The girl was picked out from the line and taken to one of the houses. "I remember that other women went too, they would take one girl to one house, someone else to another," she said, speaking through a translator.
A bearded soldier of around her father's age led her to a bedroom. He told her to undress and said he was going to rape her, and that she would be beaten if she resisted.
She did as she was told. When he had finished, he left the room, but told her to stay. A few minutes later another soldier arrived, and the process was the same. Then came another. Finally, the first man returned. After raping her once more the man began to talk to her.
"He told me the reason for raping me was that his own wife and daughter had been raped by Muslims," she said. "It was not true - the war had only just started. When could this have happened?"
In fact, reports suggest such rapes were common in Bosnia during that long summer of 1992. While journalists' reports of "rape camps" turned out to be false, sexual assault was widespread and systematic.
Commanders did not order it, but as successive trials have shown, it was accepted that the kind of men who filled out the various paramilitary units tearing through the countryside would want to indulge.

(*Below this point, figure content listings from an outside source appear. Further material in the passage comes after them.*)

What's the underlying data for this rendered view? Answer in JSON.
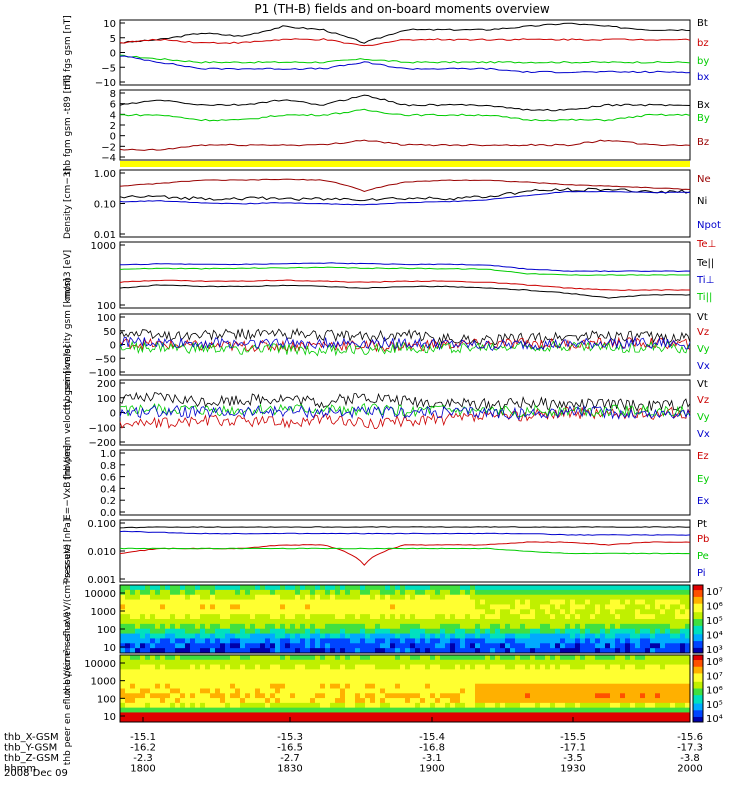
{
  "title": "P1 (TH-B) fields and on-board moments overview",
  "colors": {
    "black": "#000000",
    "red": "#cc0000",
    "green": "#00cc00",
    "blue": "#0000cc",
    "darkred": "#990000",
    "yellow": "#ffff00"
  },
  "chart_data": [
    {
      "type": "line",
      "ylabel": "thb fgs gsm [nT]",
      "ylim": [
        -10,
        10
      ],
      "ticks": [
        "10",
        "5",
        "0",
        "−5",
        "−10"
      ],
      "series": [
        {
          "name": "Bt",
          "color": "black",
          "values": [
            3,
            4,
            6,
            5,
            8,
            7,
            3,
            7,
            7,
            7,
            8,
            9,
            8,
            7,
            7
          ]
        },
        {
          "name": "bz",
          "color": "red",
          "values": [
            3,
            4,
            3,
            3,
            4,
            4,
            2,
            4,
            4,
            4,
            4,
            4,
            4,
            4,
            4
          ]
        },
        {
          "name": "by",
          "color": "green",
          "values": [
            -1,
            -2,
            -3,
            -3,
            -3,
            -3,
            -2,
            -3,
            -3,
            -3,
            -3,
            -3,
            -3,
            -3,
            -3
          ]
        },
        {
          "name": "bx",
          "color": "blue",
          "values": [
            -1,
            -3,
            -5,
            -5,
            -5,
            -5,
            -3,
            -5,
            -5,
            -5,
            -6,
            -6,
            -6,
            -6,
            -6
          ]
        }
      ]
    },
    {
      "type": "line",
      "ylabel": "thb fgm gsm -t89 [nT]",
      "ylim": [
        -5,
        9
      ],
      "ticks": [
        "8",
        "6",
        "4",
        "2",
        "0",
        "−2",
        "−4"
      ],
      "series": [
        {
          "name": "Bx",
          "color": "black",
          "values": [
            6,
            7,
            6,
            6,
            7,
            6,
            8,
            6,
            6,
            6,
            5,
            5,
            6,
            6,
            6
          ]
        },
        {
          "name": "By",
          "color": "green",
          "values": [
            4,
            4,
            3,
            3,
            4,
            4,
            5,
            4,
            4,
            4,
            3,
            3,
            3,
            4,
            4
          ]
        },
        {
          "name": "Bz",
          "color": "darkred",
          "values": [
            -3,
            -3,
            -2,
            -2,
            -2,
            -2,
            -1,
            -2,
            -2,
            -2,
            -2,
            -2,
            -1,
            -2,
            -2
          ]
        }
      ]
    },
    {
      "type": "line",
      "ylabel": "Density [cm−3]",
      "log": true,
      "ylim": [
        0.01,
        1.5
      ],
      "ticks": [
        "1.00",
        "0.10",
        "0.01"
      ],
      "series": [
        {
          "name": "Ne",
          "color": "darkred",
          "values": [
            0.45,
            0.55,
            0.7,
            0.7,
            0.75,
            0.7,
            0.3,
            0.6,
            0.7,
            0.7,
            0.6,
            0.5,
            0.45,
            0.4,
            0.35
          ]
        },
        {
          "name": "Ni",
          "color": "black",
          "values": [
            0.2,
            0.2,
            0.18,
            0.18,
            0.18,
            0.17,
            0.17,
            0.18,
            0.18,
            0.2,
            0.3,
            0.35,
            0.35,
            0.3,
            0.3
          ]
        },
        {
          "name": "Npot",
          "color": "blue",
          "values": [
            0.14,
            0.15,
            0.13,
            0.12,
            0.13,
            0.12,
            0.11,
            0.13,
            0.14,
            0.16,
            0.22,
            0.3,
            0.3,
            0.28,
            0.28
          ]
        }
      ]
    },
    {
      "type": "line",
      "ylabel": "mom3 [eV]",
      "log": true,
      "ylim": [
        100,
        10000
      ],
      "ticks": [
        "1000",
        "100"
      ],
      "series": [
        {
          "name": "Te⊥",
          "color": "red",
          "values": [
            600,
            700,
            650,
            650,
            700,
            650,
            600,
            650,
            650,
            600,
            500,
            400,
            350,
            350,
            350
          ]
        },
        {
          "name": "Te||",
          "color": "black",
          "values": [
            400,
            500,
            450,
            450,
            480,
            450,
            400,
            450,
            450,
            400,
            350,
            280,
            200,
            250,
            250
          ]
        },
        {
          "name": "Ti⊥",
          "color": "blue",
          "values": [
            2000,
            2200,
            2100,
            2100,
            2200,
            2300,
            2200,
            2100,
            2100,
            2000,
            1500,
            1300,
            1300,
            1300,
            1300
          ]
        },
        {
          "name": "Ti||",
          "color": "green",
          "values": [
            1500,
            1600,
            1550,
            1600,
            1650,
            1700,
            1600,
            1600,
            1550,
            1500,
            1100,
            1000,
            1000,
            1000,
            1000
          ]
        }
      ]
    },
    {
      "type": "line",
      "ylabel": "thb peim velocity gsm [km/s]",
      "ylim": [
        -100,
        100
      ],
      "ticks": [
        "100",
        "50",
        "0",
        "−50",
        "−100"
      ],
      "series": [
        {
          "name": "Vt",
          "color": "black",
          "values": [
            40,
            30,
            30,
            35,
            35,
            30,
            25,
            30,
            20,
            15,
            20,
            25,
            30,
            25,
            20
          ]
        },
        {
          "name": "Vz",
          "color": "red",
          "values": [
            5,
            0,
            -5,
            -5,
            -5,
            0,
            -5,
            -5,
            0,
            0,
            5,
            0,
            5,
            5,
            0
          ]
        },
        {
          "name": "Vy",
          "color": "green",
          "values": [
            -10,
            -10,
            -15,
            -15,
            -15,
            -20,
            -15,
            -10,
            -10,
            -10,
            -5,
            -5,
            -10,
            -10,
            -10
          ]
        },
        {
          "name": "Vx",
          "color": "blue",
          "values": [
            10,
            5,
            5,
            5,
            5,
            5,
            5,
            5,
            0,
            -5,
            0,
            0,
            5,
            5,
            0
          ]
        }
      ]
    },
    {
      "type": "line",
      "ylabel": "thb peem velocity gsm [km/s]",
      "ylim": [
        -200,
        200
      ],
      "ticks": [
        "200",
        "100",
        "0",
        "−100",
        "−200"
      ],
      "series": [
        {
          "name": "Vt",
          "color": "black",
          "values": [
            80,
            90,
            70,
            80,
            90,
            60,
            100,
            70,
            60,
            50,
            60,
            50,
            50,
            40,
            50
          ]
        },
        {
          "name": "Vz",
          "color": "red",
          "values": [
            -60,
            -70,
            -50,
            -50,
            -60,
            -40,
            -70,
            -50,
            -40,
            -30,
            -20,
            0,
            -10,
            -10,
            0
          ]
        },
        {
          "name": "Vy",
          "color": "green",
          "values": [
            10,
            20,
            10,
            10,
            20,
            10,
            20,
            10,
            10,
            0,
            10,
            10,
            10,
            10,
            10
          ]
        },
        {
          "name": "Vx",
          "color": "blue",
          "values": [
            0,
            10,
            0,
            0,
            10,
            0,
            0,
            0,
            0,
            0,
            -10,
            10,
            0,
            -10,
            0
          ]
        }
      ]
    },
    {
      "type": "line",
      "ylabel": "E=−VxB [mV/m]",
      "ylim": [
        0,
        1
      ],
      "ticks": [
        "1.0",
        "0.8",
        "0.6",
        "0.4",
        "0.2",
        "0.0"
      ],
      "series": [
        {
          "name": "Ez",
          "color": "red",
          "values": []
        },
        {
          "name": "Ey",
          "color": "green",
          "values": []
        },
        {
          "name": "Ex",
          "color": "blue",
          "values": []
        }
      ]
    },
    {
      "type": "line",
      "ylabel": "Pressure [nPa]",
      "log": true,
      "ylim": [
        0.001,
        0.15
      ],
      "ticks": [
        "0.100",
        "0.010",
        "0.001"
      ],
      "series": [
        {
          "name": "Pt",
          "color": "black",
          "values": [
            0.08,
            0.085,
            0.085,
            0.085,
            0.085,
            0.085,
            0.085,
            0.085,
            0.085,
            0.085,
            0.085,
            0.085,
            0.085,
            0.085,
            0.085
          ]
        },
        {
          "name": "Pb",
          "color": "red",
          "values": [
            0.01,
            0.015,
            0.015,
            0.015,
            0.02,
            0.02,
            0.004,
            0.02,
            0.02,
            0.02,
            0.025,
            0.025,
            0.02,
            0.025,
            0.025
          ]
        },
        {
          "name": "Pe",
          "color": "green",
          "values": [
            0.015,
            0.015,
            0.015,
            0.015,
            0.015,
            0.015,
            0.015,
            0.015,
            0.015,
            0.015,
            0.012,
            0.01,
            0.01,
            0.01,
            0.01
          ]
        },
        {
          "name": "Pi",
          "color": "blue",
          "values": [
            0.06,
            0.055,
            0.05,
            0.05,
            0.05,
            0.05,
            0.05,
            0.05,
            0.05,
            0.05,
            0.05,
            0.045,
            0.045,
            0.045,
            0.045
          ]
        }
      ]
    },
    {
      "type": "heatmap",
      "ylabel": "thb peir en eflux eV/(cm²-s-sr-eV)",
      "yticks": [
        "10000",
        "1000",
        "100",
        "10"
      ],
      "colorbar": [
        "10⁷",
        "10⁶",
        "10⁵",
        "10⁴",
        "10³"
      ]
    },
    {
      "type": "heatmap",
      "ylabel": "thb peer en eflux eV/(cm²-s-sr-eV)",
      "yticks": [
        "10000",
        "1000",
        "100",
        "10"
      ],
      "colorbar": [
        "10⁸",
        "10⁷",
        "10⁶",
        "10⁵",
        "10⁴"
      ]
    }
  ],
  "xaxis": {
    "rows": [
      {
        "label": "thb_X-GSM",
        "values": [
          "-15.1",
          "-15.3",
          "-15.4",
          "-15.5",
          "-15.6"
        ]
      },
      {
        "label": "thb_Y-GSM",
        "values": [
          "-16.2",
          "-16.5",
          "-16.8",
          "-17.1",
          "-17.3"
        ]
      },
      {
        "label": "thb_Z-GSM",
        "values": [
          "-2.3",
          "-2.7",
          "-3.1",
          "-3.5",
          "-3.8"
        ]
      },
      {
        "label": "hhmm",
        "values": [
          "1800",
          "1830",
          "1900",
          "1930",
          "2000"
        ]
      }
    ],
    "date": "2008 Dec 09"
  }
}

For the average paramilitary soldier - many of them from Serbia rather than Bosnia - war was the perfect excuse to have some fun, fire guns, destroy things, grow rich on plunder - and have sex with the kind of women who, given the choice, would reject them in normal situations.
When she had been raped for the last time, the bearded soldier ordered her to dress and follow him out of the house. In the darkness, she could see the silent shapes of other raped women being taken back to the buses.

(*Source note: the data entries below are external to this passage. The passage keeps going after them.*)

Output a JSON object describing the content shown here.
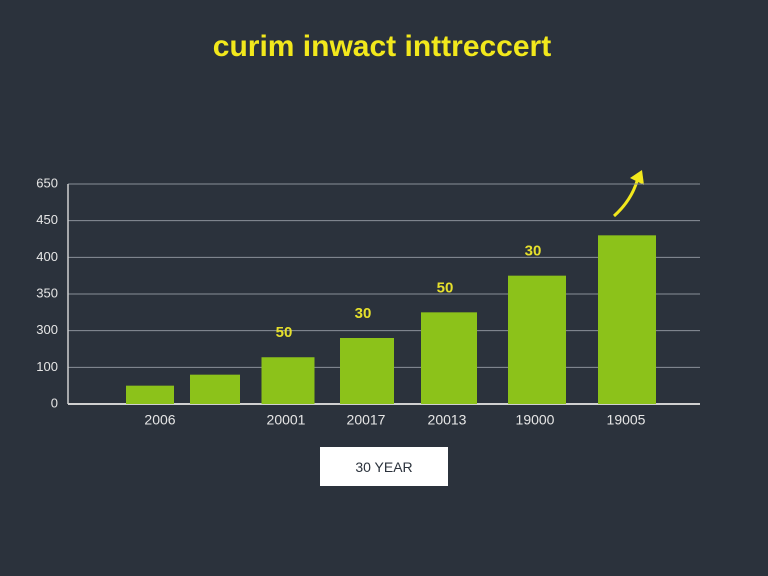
{
  "chart_data": {
    "type": "bar",
    "title": "curim inwact inttreccert",
    "categories": [
      "2006",
      null,
      "20001",
      "20017",
      "20013",
      "19000",
      "19005"
    ],
    "values": [
      50,
      80,
      155,
      260,
      325,
      375,
      430
    ],
    "color": "#8cc21a",
    "ylim": [
      0,
      650
    ],
    "yticks": [
      0,
      100,
      300,
      350,
      400,
      450,
      650
    ],
    "grid": true,
    "annotations": [
      {
        "text": "50",
        "x": "20001"
      },
      {
        "text": "30",
        "x": "20017"
      },
      {
        "text": "50",
        "x": "20013"
      },
      {
        "text": "30",
        "x": "19000"
      }
    ]
  },
  "button": "30 YEAR"
}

She was reunited with her mother, and the women were put back on the buses and then driven away.
It was past dawn when the buses again stopped. This time they were in strange countryside, surrounded by hills and trees, but with no signs of life. "They ordered us off the buses, pointed in one direction, and told us to go," she remembered.
And so began the final part of her ordeal. The women formed a column and started to march along a road that passed through hills. The weather was baking, and they were starving and thirsty. But they feared turning back or even delaying. "We just kept walking. People were thirsty. Old people were falling down," she said.

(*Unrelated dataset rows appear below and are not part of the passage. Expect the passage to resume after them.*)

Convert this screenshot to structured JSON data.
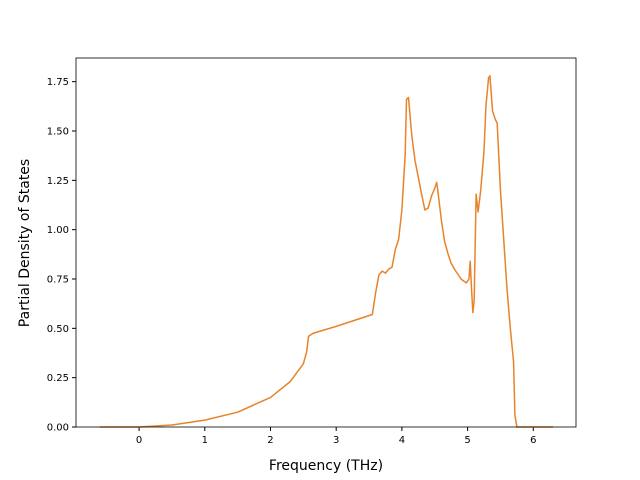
{
  "chart_data": {
    "type": "line",
    "xlabel": "Frequency (THz)",
    "ylabel": "Partial Density of States",
    "x": [
      -0.6,
      0.0,
      0.5,
      1.0,
      1.5,
      2.0,
      2.3,
      2.5,
      2.55,
      2.58,
      2.65,
      3.0,
      3.55,
      3.6,
      3.65,
      3.7,
      3.75,
      3.8,
      3.85,
      3.9,
      3.95,
      4.0,
      4.05,
      4.07,
      4.1,
      4.15,
      4.2,
      4.3,
      4.35,
      4.4,
      4.45,
      4.5,
      4.53,
      4.55,
      4.6,
      4.65,
      4.7,
      4.75,
      4.8,
      4.9,
      4.98,
      5.02,
      5.04,
      5.06,
      5.08,
      5.1,
      5.13,
      5.16,
      5.2,
      5.25,
      5.28,
      5.32,
      5.34,
      5.38,
      5.42,
      5.45,
      5.5,
      5.55,
      5.6,
      5.65,
      5.7,
      5.72,
      5.75,
      6.3
    ],
    "series": [
      {
        "color": "#e8832a",
        "values": [
          0,
          0,
          0.01,
          0.035,
          0.075,
          0.15,
          0.23,
          0.32,
          0.38,
          0.46,
          0.475,
          0.51,
          0.57,
          0.68,
          0.77,
          0.79,
          0.78,
          0.8,
          0.81,
          0.9,
          0.95,
          1.1,
          1.38,
          1.66,
          1.67,
          1.48,
          1.35,
          1.18,
          1.1,
          1.11,
          1.17,
          1.21,
          1.24,
          1.19,
          1.05,
          0.94,
          0.88,
          0.83,
          0.8,
          0.75,
          0.73,
          0.75,
          0.84,
          0.7,
          0.58,
          0.64,
          1.18,
          1.09,
          1.2,
          1.4,
          1.63,
          1.77,
          1.78,
          1.6,
          1.56,
          1.54,
          1.2,
          0.95,
          0.7,
          0.5,
          0.33,
          0.06,
          0,
          0
        ]
      }
    ],
    "xlim": [
      -0.96,
      6.65
    ],
    "ylim": [
      0,
      1.87
    ],
    "xticks": [
      0,
      1,
      2,
      3,
      4,
      5,
      6
    ],
    "yticks": [
      {
        "value": 0,
        "label": "0.00"
      },
      {
        "value": 0.25,
        "label": "0.25"
      },
      {
        "value": 0.5,
        "label": "0.50"
      },
      {
        "value": 0.75,
        "label": "0.75"
      },
      {
        "value": 1,
        "label": "1.00"
      },
      {
        "value": 1.25,
        "label": "1.25"
      },
      {
        "value": 1.5,
        "label": "1.50"
      },
      {
        "value": 1.75,
        "label": "1.75"
      }
    ]
  }
}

The following day, exhausted and desperate, she was walking with her mother near the front of the column when in the distance they spotted a lone soldier.
"He was running towards us," she said. " I did not understand until I saw that he had a green bandana around his head."
These were early days, before the Bosnian government army had proper uniforms. The green bandana indicated that the man was a Muslim, and that the women had reached government lines.
"When he saw us, he was in shock," she remembered. "He did not know what to do. He was running from one woman to another, trying to help, but there were so many of us."
Thankfully, for this victim the story had a happy ending. Her mother survived the war, and they were later reunited with her father.
She also received psychological treatment at a rape centre in Zenica run by a German charity.
Workers at the centre said that they believed that the soldiers raped out of a conviction that sexual assault was a penalty worse than death for their enemies - and that the brutalised victims would be rejected by society.
In fact, few were. Husbands and boyfriends remained loyal, even agreeing to requests from the Zenica charity to stay away from the centre for many months, so as not to frighten some of the women who remained traumatised.
This girl had no boyfriend to visit her. But she has a loving family. Hopefully that will be enough.
Chris Stephen is IWPR's project manager in The Hague.